That's a pretty big assumption. The largest site I work on has 100,000s of pages...

Meekro · 2025-07-03T00:21:04 1751502064

Ok, clearly I had no idea of the scale of it. 200RPS from a single bot sounds pretty bad! Do all 100,000+ pages have to be live to be useful, or could many be served from a cache that is minutes/hours/days old?

Symbiote · 2025-07-03T08:42:59 1751532179

The main data for those pages is in a column store, so it can sustain many thousand RPS (at least).

The problem is we have things like

  Disallow: /the-search-page
  Disallow: /some-statistics-pages

in robots.txt, which is respected by most search engine (etc) crawlers, but completely ignored by the AI crawlers.

By chance, this morning I find a legacy site is down, because in the last 8 hours it's had 2 million hits (70/s) to a location disallowed in robots.txt.
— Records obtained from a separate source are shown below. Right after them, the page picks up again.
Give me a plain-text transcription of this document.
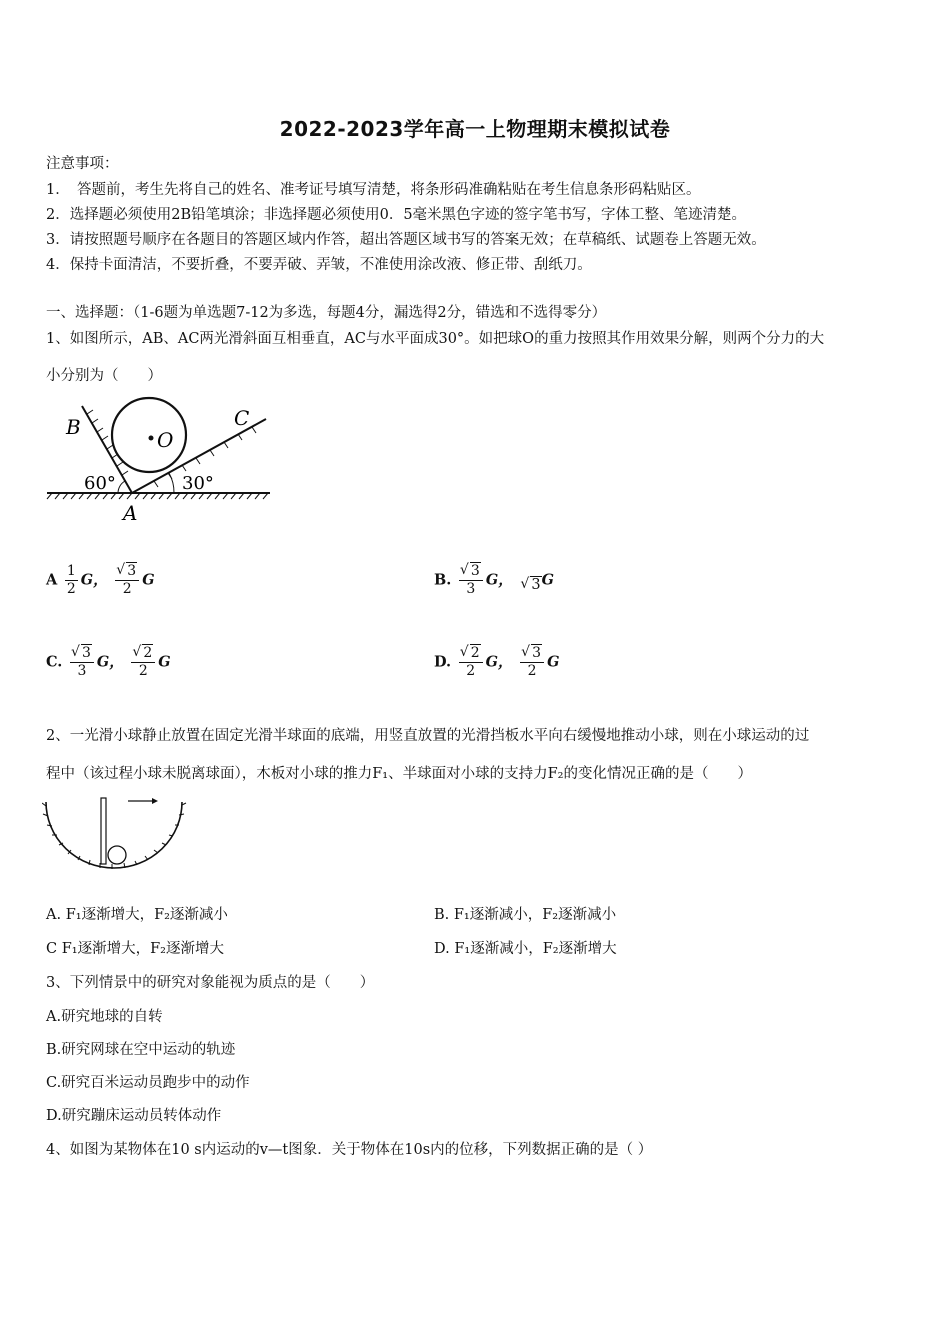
2022-2023学年高一上物理期末模拟试卷
注意事项：
1．　答题前，考生先将自己的姓名、准考证号填写清楚，将条形码准确粘贴在考生信息条形码粘贴区。
2．选择题必须使用2B铅笔填涂；非选择题必须使用0．5毫米黑色字迹的签字笔书写，字体工整、笔迹清楚。
3．请按照题号顺序在各题目的答题区域内作答，超出答题区域书写的答案无效；在草稿纸、试题卷上答题无效。
4．保持卡面清洁，不要折叠，不要弄破、弄皱，不准使用涂改液、修正带、刮纸刀。
一、选择题：（1-6题为单选题7-12为多选，每题4分，漏选得2分，错选和不选得零分）
1、如图所示，AB、AC两光滑斜面互相垂直，AC与水平面成30°。如把球O的重力按照其作用效果分解，则两个分力的大
小分别为（　　）
B	C
O
A
60°	30°
A $\frac{1}{2}$ G， √ $\frac{3}{2}$ G	B. √ $\frac{3}{3}$ G， √ 3G
C. √ $\frac{3}{3}$ G， √ $\frac{2}{2}$ G	D. √ $\frac{2}{2}$ G， √ $\frac{3}{2}$ G
2、一光滑小球静止放置在固定光滑半球面的底端，用竖直放置的光滑挡板水平向右缓慢地推动小球，则在小球运动的过
程中（该过程小球未脱离球面），木板对小球的推力F₁、半球面对小球的支持力F₂的变化情况正确的是（　　）
A. F₁逐渐增大，F₂逐渐减小	B. F₁逐渐减小，F₂逐渐减小
C F₁逐渐增大，F₂逐渐增大	D. F₁逐渐减小，F₂逐渐增大
3、下列情景中的研究对象能视为质点的是（　　）
A.研究地球的自转
B.研究网球在空中运动的轨迹
C.研究百米运动员跑步中的动作
D.研究蹦床运动员转体动作
4、如图为某物体在10 s内运动的v—t图象．关于物体在10s内的位移，下列数据正确的是（ ）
These hits have come from over 1.5 million different IP addresses, so the existing rate-limit-by-IP didn't catch it.

The User-Agents are a huge mixture of real-looking web browsers; the IPs look to come from residential, commercial and sometimes cloud ranges, so it's probably all hacked computers.

I could see Cloudflare might have data to block this better. They don't just get 1 or 2 requests from an IP, they presumably see a stream of them to different sites. They could see many different user agents being used from that IP, and other patterns, and can assign a reputation score.

I think we will need to add a proof-of-work thing in front of these pages and probably whitelist some 'good' bots (Wikipedia, Internet Archive etc). It is annoying since this was working fine in its current form for over 5 years.